USDA has updated the National Road Map for Integrated Pest Management for the first time since 2013.

The update culminates a yearlong review by the Federal Integrated Pest Management Coordinating Committee, a joint effort that is coordinated by the Office of Pest Management Policy in the Office of USDA’s Chief Economist with representatives of all federal agencies with responsibilities in IPM research, implementation, or education programs. These agencies include Environmental Protection Agency, Department of the Interior, and Department of Defense. 

Integrated Pest Management is a science-based, sustainable decision-making process that uses information on pest biology, environmental data, and technology to manage pest damage in a way that minimizes both economic costs and risks to people, property, and the environment.

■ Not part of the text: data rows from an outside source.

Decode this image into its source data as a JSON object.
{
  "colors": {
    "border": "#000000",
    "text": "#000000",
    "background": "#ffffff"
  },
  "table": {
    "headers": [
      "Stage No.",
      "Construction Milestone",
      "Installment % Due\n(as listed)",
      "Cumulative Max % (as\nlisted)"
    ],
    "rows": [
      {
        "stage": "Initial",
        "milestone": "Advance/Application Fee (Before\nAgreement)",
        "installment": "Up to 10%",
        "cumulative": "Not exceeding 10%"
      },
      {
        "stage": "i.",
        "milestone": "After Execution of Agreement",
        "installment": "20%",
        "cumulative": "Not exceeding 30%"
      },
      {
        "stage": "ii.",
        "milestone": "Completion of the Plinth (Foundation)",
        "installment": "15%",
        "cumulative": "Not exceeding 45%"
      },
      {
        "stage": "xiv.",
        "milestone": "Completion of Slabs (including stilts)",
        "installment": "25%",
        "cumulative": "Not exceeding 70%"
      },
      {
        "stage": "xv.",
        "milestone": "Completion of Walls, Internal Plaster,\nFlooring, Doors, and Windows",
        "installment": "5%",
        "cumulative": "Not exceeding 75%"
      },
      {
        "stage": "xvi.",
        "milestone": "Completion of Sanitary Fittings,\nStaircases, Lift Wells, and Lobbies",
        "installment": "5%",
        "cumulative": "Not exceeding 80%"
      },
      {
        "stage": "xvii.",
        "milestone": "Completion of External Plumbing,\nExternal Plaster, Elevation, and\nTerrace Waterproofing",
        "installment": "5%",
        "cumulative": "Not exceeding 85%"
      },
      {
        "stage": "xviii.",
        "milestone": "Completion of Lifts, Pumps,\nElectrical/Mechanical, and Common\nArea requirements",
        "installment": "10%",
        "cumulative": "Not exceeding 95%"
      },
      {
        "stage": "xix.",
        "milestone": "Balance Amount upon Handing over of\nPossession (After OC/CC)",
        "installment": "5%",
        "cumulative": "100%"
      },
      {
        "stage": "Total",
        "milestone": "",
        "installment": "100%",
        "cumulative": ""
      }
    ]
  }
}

What is the National Road Map for IPM?

The National Road Map for Integrated Pest Management, first introduced in 2004, is periodically updated to reflect the evolving science, practice, and nature of IPM. The Road Map provides guidance to the IPM community on the adoption of effective, economical, and safe IPM practices, and on the development of new practices where needed. The guidance defines, prioritizes, and articulates pest management challenges across many landscapes, including: agriculture, forests, parks, wildlife refuges, military bases, as well as in residential, and public areas, such as public housing and schools. The Road Map also helps to identify priorities for IPM research, technology, education and implementation through information exchange and coordination among federal and non-federal researchers, educators, technology innovators, and IPM practitioners.